32.2 Gpixel/s… drool

@StumpyStrust
Scaling images (textures) is hardware accelerated. Up-scaling it even with bilinear filtering should be free and faster than upscaling it and storing it in memory, since your GPU needs to read less texture memory. Transparency is also often free on newer GPUs since the blending is also handled by dedicated hardware. I have no idea why it gets faster with lower transparency. Your GPU should do the exact same work no matter what alpha value you have.

[quote]Scaling images (textures) is hardware accelerated. Up-scaling it even with bilinear filtering should be free and faster than upscaling it and storing it in memory, since your GPU needs to read less texture memory. Transparency is also often free on newer GPUs since the blending is also handled by dedicated hardware. I have no idea why it gets faster with lower transparency. Your GPU should do the exact same work no matter what alpha value you have.
[/quote]
This is exactly what I thought but everyone always said different. >:(

Here is a video showing what I mean by faster more transparent. ???

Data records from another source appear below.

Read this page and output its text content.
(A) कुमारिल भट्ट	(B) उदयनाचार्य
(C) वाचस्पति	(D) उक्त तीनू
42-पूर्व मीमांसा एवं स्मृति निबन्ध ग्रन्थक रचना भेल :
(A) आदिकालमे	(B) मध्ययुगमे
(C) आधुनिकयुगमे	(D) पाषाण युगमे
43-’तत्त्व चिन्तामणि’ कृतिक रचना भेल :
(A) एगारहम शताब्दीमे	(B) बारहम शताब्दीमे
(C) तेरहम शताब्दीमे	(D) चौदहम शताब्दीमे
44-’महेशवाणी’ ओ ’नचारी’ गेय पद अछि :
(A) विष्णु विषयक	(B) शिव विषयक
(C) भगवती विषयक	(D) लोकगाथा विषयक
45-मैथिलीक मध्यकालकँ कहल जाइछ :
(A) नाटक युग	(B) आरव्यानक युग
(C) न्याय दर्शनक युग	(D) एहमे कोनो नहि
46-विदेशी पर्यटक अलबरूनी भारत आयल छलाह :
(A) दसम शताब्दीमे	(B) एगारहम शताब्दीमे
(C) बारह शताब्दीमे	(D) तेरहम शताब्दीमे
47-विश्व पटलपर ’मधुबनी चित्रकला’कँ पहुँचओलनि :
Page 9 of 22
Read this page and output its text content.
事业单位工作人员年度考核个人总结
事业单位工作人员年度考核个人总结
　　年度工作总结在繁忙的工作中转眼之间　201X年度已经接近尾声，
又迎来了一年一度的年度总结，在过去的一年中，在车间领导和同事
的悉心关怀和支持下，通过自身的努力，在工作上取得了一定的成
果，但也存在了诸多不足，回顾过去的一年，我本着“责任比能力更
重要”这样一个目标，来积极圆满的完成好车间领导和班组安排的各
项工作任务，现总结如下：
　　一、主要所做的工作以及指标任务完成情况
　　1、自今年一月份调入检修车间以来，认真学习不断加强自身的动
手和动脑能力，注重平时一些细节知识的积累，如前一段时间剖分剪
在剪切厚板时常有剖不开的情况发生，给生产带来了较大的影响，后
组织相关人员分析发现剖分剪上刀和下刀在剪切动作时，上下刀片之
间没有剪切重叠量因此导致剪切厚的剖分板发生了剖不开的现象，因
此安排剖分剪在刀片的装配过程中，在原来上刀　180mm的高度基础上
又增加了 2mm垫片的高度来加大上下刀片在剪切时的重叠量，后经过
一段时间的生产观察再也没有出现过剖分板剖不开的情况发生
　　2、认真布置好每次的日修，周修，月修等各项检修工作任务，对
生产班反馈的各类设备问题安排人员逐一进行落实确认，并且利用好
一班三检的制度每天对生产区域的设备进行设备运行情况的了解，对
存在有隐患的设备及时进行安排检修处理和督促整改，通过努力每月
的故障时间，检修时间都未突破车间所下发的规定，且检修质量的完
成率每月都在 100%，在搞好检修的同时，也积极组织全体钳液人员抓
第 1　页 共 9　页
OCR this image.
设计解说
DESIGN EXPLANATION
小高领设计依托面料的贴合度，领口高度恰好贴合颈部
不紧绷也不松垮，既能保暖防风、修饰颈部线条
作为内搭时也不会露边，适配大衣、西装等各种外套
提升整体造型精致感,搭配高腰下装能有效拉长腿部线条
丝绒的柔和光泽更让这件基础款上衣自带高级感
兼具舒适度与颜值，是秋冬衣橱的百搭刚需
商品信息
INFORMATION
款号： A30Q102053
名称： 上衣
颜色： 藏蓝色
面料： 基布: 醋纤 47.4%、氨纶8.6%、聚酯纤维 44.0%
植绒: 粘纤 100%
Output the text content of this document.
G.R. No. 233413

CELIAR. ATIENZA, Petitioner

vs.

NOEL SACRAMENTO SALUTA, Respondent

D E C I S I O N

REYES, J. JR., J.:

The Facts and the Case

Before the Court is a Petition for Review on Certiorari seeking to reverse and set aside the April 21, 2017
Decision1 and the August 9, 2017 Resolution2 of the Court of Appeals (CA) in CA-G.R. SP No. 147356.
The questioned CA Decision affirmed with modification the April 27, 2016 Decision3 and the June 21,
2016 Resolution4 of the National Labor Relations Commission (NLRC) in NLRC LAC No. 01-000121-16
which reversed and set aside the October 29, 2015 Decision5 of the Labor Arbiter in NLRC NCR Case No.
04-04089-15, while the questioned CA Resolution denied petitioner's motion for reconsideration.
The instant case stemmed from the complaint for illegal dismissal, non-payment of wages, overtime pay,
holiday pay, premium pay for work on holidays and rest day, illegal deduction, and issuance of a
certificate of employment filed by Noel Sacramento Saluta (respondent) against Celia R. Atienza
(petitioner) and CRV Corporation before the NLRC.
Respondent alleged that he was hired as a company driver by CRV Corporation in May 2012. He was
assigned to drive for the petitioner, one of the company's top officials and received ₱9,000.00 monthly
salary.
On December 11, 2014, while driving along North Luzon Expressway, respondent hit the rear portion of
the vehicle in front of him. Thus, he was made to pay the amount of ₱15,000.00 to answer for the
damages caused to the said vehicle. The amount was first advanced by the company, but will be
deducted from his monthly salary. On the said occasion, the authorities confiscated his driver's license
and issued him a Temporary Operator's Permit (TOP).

(how do you embed videos?)

The more transparent you make the draw, the more pixels will be completely transparent at the edges, and they are therefore not processed at all. Seems to imply software rendering though.

Cas :slight_smile:

Wait, does SRC_OVER simply subtract (or add) that amount of alpha from/to each pixel? If so, it does imply software rendering like Cas said, since invisible and fully opaque pixels don’t require any blending.

The source is composited over the destination (Porter-Duff Source Over Destination rule).
Fs = 1 and Fd = (1-As), thus:

    Ar = As + Ad*(1-As)
    Cr = Cs + Cd*(1-As)

From java docs.

If it is just software rendering, isn’t it too fast?